Jan en Karel hadden goed geraden. Dien middag kregen zij inderdaad vacantie.
Dat gaf eene vreugde. Onder een luid gejoel verlieten de kinderen de school, om te
gaan eten. Sommigen gunden zich daar haast den tijd niet eens toe, zoo verlangden
zij om op 't ijs te komen.
Om een uur krioelde het al van jongens en meisjes op de baan, en Mietje kreeg
het al aardig druk in hare tent. Jan en Karel waren er ook. Hun eerste gang was naar
Mietje, want zij wilden graag de eersten zijn, die wat bij haar kochten. En Mietje
zag er wat helder uit. Van Anneke had zij een grooten huishoudboezelaar gekregen,
die hare armoedige plunje geheel bedekte. Ook de kopjes waren helder gewasschen,
en 't zag er gezellig bij haar uit. Jan en Karel zagen met genoegen, dat zij het
verbazend druk kreeg. Dat was trouwens geen wonder, want zij was de eenige, wier
tent geheel klaar was. Er waren er nog wel verscheidene in aanbouw, maar gereed
was er nog maar een, en dat was de hare. Wat hadden de twee jongens er een pret
in.

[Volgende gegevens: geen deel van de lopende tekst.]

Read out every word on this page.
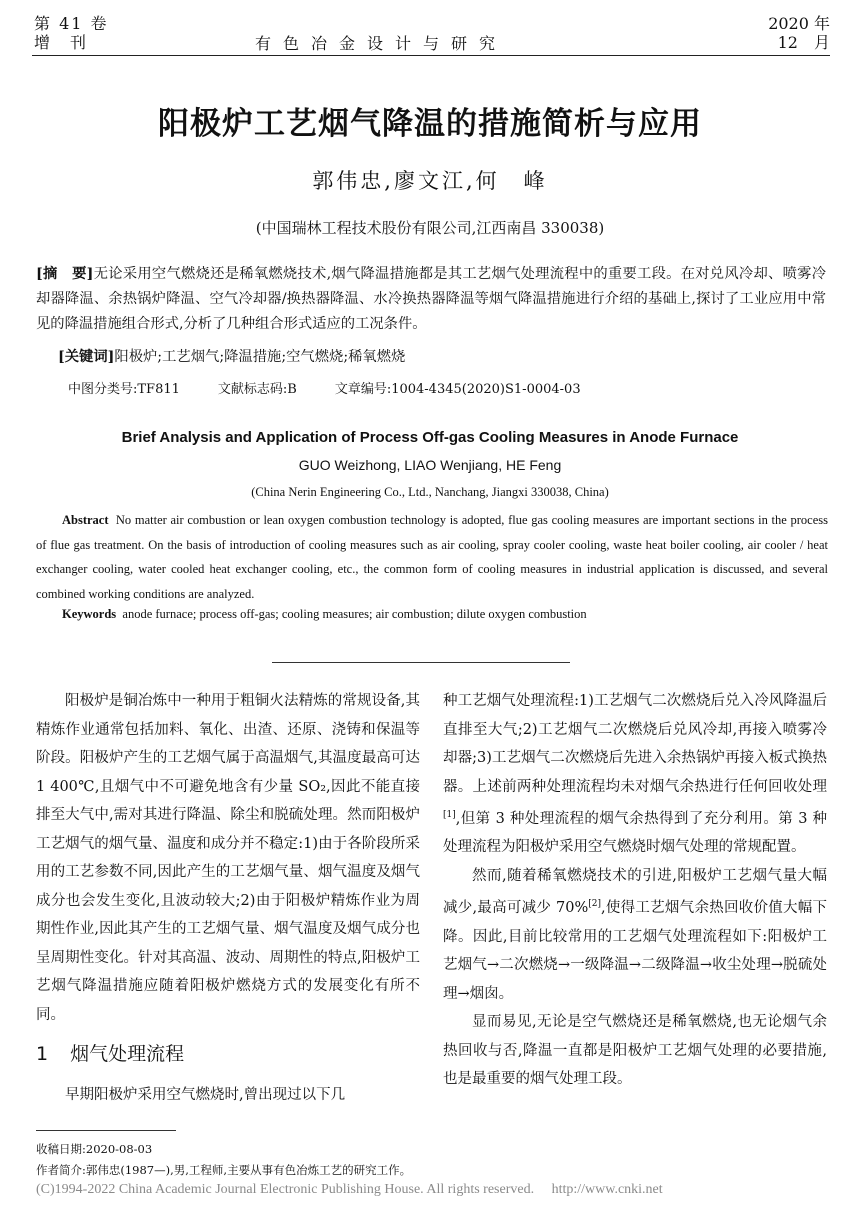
第 41 卷
增　刊	有色冶金设计与研究
2020 年
12　月
阳极炉工艺烟气降温的措施简析与应用
郭伟忠,廖文江,何　峰
(中国瑞林工程技术股份有限公司,江西南昌 330038)
[摘　要]无论采用空气燃烧还是稀氧燃烧技术,烟气降温措施都是其工艺烟气处理流程中的重要工段。在对兑风冷却、喷雾冷却器降温、余热锅炉降温、空气冷却器/换热器降温、水冷换热器降温等烟气降温措施进行介绍的基础上,探讨了工业应用中常见的降温措施组合形式,分析了几种组合形式适应的工况条件。
[关键词]阳极炉;工艺烟气;降温措施;空气燃烧;稀氧燃烧
中图分类号:TF811	文献标志码:B	文章编号:1004-4345(2020)S1-0004-03
Brief Analysis and Application of Process Off-gas Cooling Measures in Anode Furnace
GUO Weizhong, LIAO Wenjiang, HE Feng
(China Nerin Engineering Co., Ltd., Nanchang, Jiangxi 330038, China)
Abstract No matter air combustion or lean oxygen combustion technology is adopted, flue gas cooling measures are important sections in the process of flue gas treatment. On the basis of introduction of cooling measures such as air cooling, spray cooler cooling, waste heat boiler cooling, air cooler / heat exchanger cooling, water cooled heat exchanger cooling, etc., the common form of cooling measures in industrial application is discussed, and several combined working conditions are analyzed.
Keywords anode furnace; process off-gas; cooling measures; air combustion; dilute oxygen combustion

阳极炉是铜冶炼中一种用于粗铜火法精炼的常规设备,其精炼作业通常包括加料、氧化、出渣、还原、浇铸和保温等阶段。阳极炉产生的工艺烟气属于高温烟气,其温度最高可达 1 400℃,且烟气中不可避免地含有少量 SO₂,因此不能直接排至大气中,需对其进行降温、除尘和脱硫处理。然而阳极炉工艺烟气的烟气量、温度和成分并不稳定:1)由于各阶段所采用的工艺参数不同,因此产生的工艺烟气量、烟气温度及烟气成分也会发生变化,且波动较大;2)由于阳极炉精炼作业为周期性作业,因此其产生的工艺烟气量、烟气温度及烟气成分也呈周期性变化。针对其高温、波动、周期性的特点,阳极炉工艺烟气降温措施应随着阳极炉燃烧方式的发展变化有所不同。

1 烟气处理流程

早期阳极炉采用空气燃烧时,曾出现过以下几

种工艺烟气处理流程:1)工艺烟气二次燃烧后兑入冷风降温后直排至大气;2)工艺烟气二次燃烧后兑风冷却,再接入喷雾冷却器;3)工艺烟气二次燃烧后先进入余热锅炉再接入板式换热器。上述前两种处理流程均未对烟气余热进行任何回收处理[1],但第 3 种处理流程的烟气余热得到了充分利用。第 3 种处理流程为阳极炉采用空气燃烧时烟气处理的常规配置。

然而,随着稀氧燃烧技术的引进,阳极炉工艺烟气量大幅减少,最高可减少 70%[2],使得工艺烟气余热回收价值大幅下降。因此,目前比较常用的工艺烟气处理流程如下:阳极炉工艺烟气→二次燃烧→一级降温→二级降温→收尘处理→脱硫处理→烟囱。

显而易见,无论是空气燃烧还是稀氧燃烧,也无论烟气余热回收与否,降温一直都是阳极炉工艺烟气处理的必要措施,也是最重要的烟气处理工段。

收稿日期:2020-08-03
作者简介:郭伟忠(1987—),男,工程师,主要从事有色冶炼工艺的研究工作。
(C)1994-2022 China Academic Journal Electronic Publishing House. All rights reserved.　 http://www.cnki.net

Vroolijk zwierden zij op de baan heen en weer, want zij konden goed rijden,
vooral Jan. Die kon
al zwieren als de beste. Dat had hij van zijn vader geleerd, die ook een groot liefhebber
van het ijsvermaak was. En als zij een poosje gereden hadden, gingen zij uitrusten
in de tent van Mietje, die er recht gelukkig en tevreden uitzag, want zij kon wel aan
het bedienen blijven.
‘Dikke Pieten! Dikke Pieten!’ riep Karel lachend zijne kameraden toe. ‘Steekt er
eens op, en legt er eens aan! Lekkere, versche dikke Pieten! De mooiste ijskoeken
van de wereld!’
De jongens en meisjes lachten er om, en toen zij hoorden, dat Mietje het zoo erg
In document
C.J. Kieviet, De zoon van Dik Trom · dbnl
(pagina 160-166)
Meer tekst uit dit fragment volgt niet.